Galatians 5:1 – It is for freedom that Christ has set us free. Stand firm, then, and do not let yourselves be burdened again by a yoke of slavery.
Practical Advice: Be mindful and aware.
Don’t fall into the trap of allowing the relationship to be one-sided. Be mindful if everything begins to revolve around one person – all communication, all decisions, all celebrations, and all problem-solving. The focus should be on both individuals, with equal importance given to each one. Be truthful and confident in advocating for yourself.
Philippians 2:3-4 – Do nothing out of selfish ambition or vain conceit.
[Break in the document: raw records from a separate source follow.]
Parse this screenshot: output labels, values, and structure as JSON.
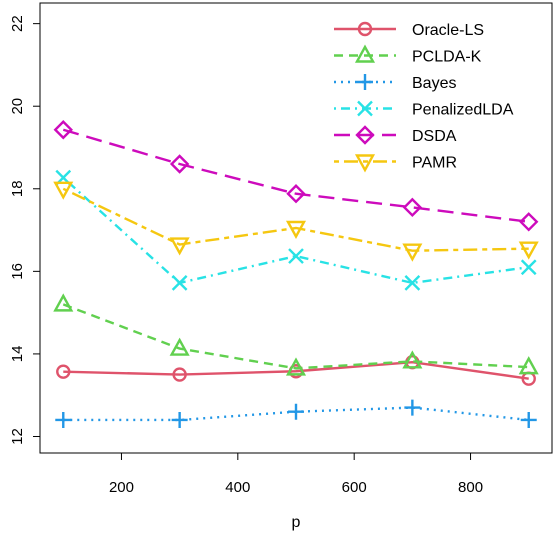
{
  "chart_data": {
    "type": "line",
    "title": "",
    "xlabel": "p",
    "ylabel": "",
    "x": [
      100,
      300,
      500,
      700,
      900
    ],
    "xlim": [
      60,
      940
    ],
    "ylim": [
      11.6,
      22.5
    ],
    "xticks": [
      200,
      400,
      600,
      800
    ],
    "yticks": [
      12,
      14,
      16,
      18,
      20,
      22
    ],
    "grid": false,
    "legend_position": "top-right",
    "series": [
      {
        "name": "Oracle-LS",
        "values": [
          13.57,
          13.5,
          13.58,
          13.8,
          13.4
        ],
        "color": "#DF536B",
        "dash": "solid",
        "marker": "circle"
      },
      {
        "name": "PCLDA-K",
        "values": [
          15.2,
          14.13,
          13.65,
          13.82,
          13.68
        ],
        "color": "#61D04F",
        "dash": "dashed",
        "marker": "triangle-up"
      },
      {
        "name": "Bayes",
        "values": [
          12.4,
          12.4,
          12.6,
          12.7,
          12.4
        ],
        "color": "#2297E6",
        "dash": "dotted",
        "marker": "plus"
      },
      {
        "name": "PenalizedLDA",
        "values": [
          18.27,
          15.72,
          16.37,
          15.72,
          16.1
        ],
        "color": "#28E2E5",
        "dash": "dotdash",
        "marker": "cross"
      },
      {
        "name": "DSDA",
        "values": [
          19.43,
          18.6,
          17.88,
          17.55,
          17.2
        ],
        "color": "#CD0BBC",
        "dash": "longdash",
        "marker": "diamond"
      },
      {
        "name": "PAMR",
        "values": [
          18.0,
          16.65,
          17.05,
          16.5,
          16.55
        ],
        "color": "#F5C710",
        "dash": "twodash",
        "marker": "triangle-down"
      }
    ]
  }
}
Instead, in humility value others above yourselves, not looking to your own interests but each of you to the interests of the others.
Practical Advice: Establish clear boundaries and rules around the use of money.
Measuring a person’s heart by how they use their money is easy. If generosity is shown, it is easier to believe that their heart is compassionate and honoring to God’s scripture and not filled with greed and selfishness. Have that complicated conversation and establish clear rules about who will pay for what and when.
Proverbs 3:9 – Honor the Lord with your wealth and the first fruits of all your produce.
Genesis 2:24 tells us that: a man shall leave his father and his mother and hold fast to his wife, and they shall become one flesh. Remember, do not allow yourself or your standards to be changed to fit another person's needs. God has ordered your steps and the people you will interact with and join, so spend quiet devotion and prayer to seek His will for your life.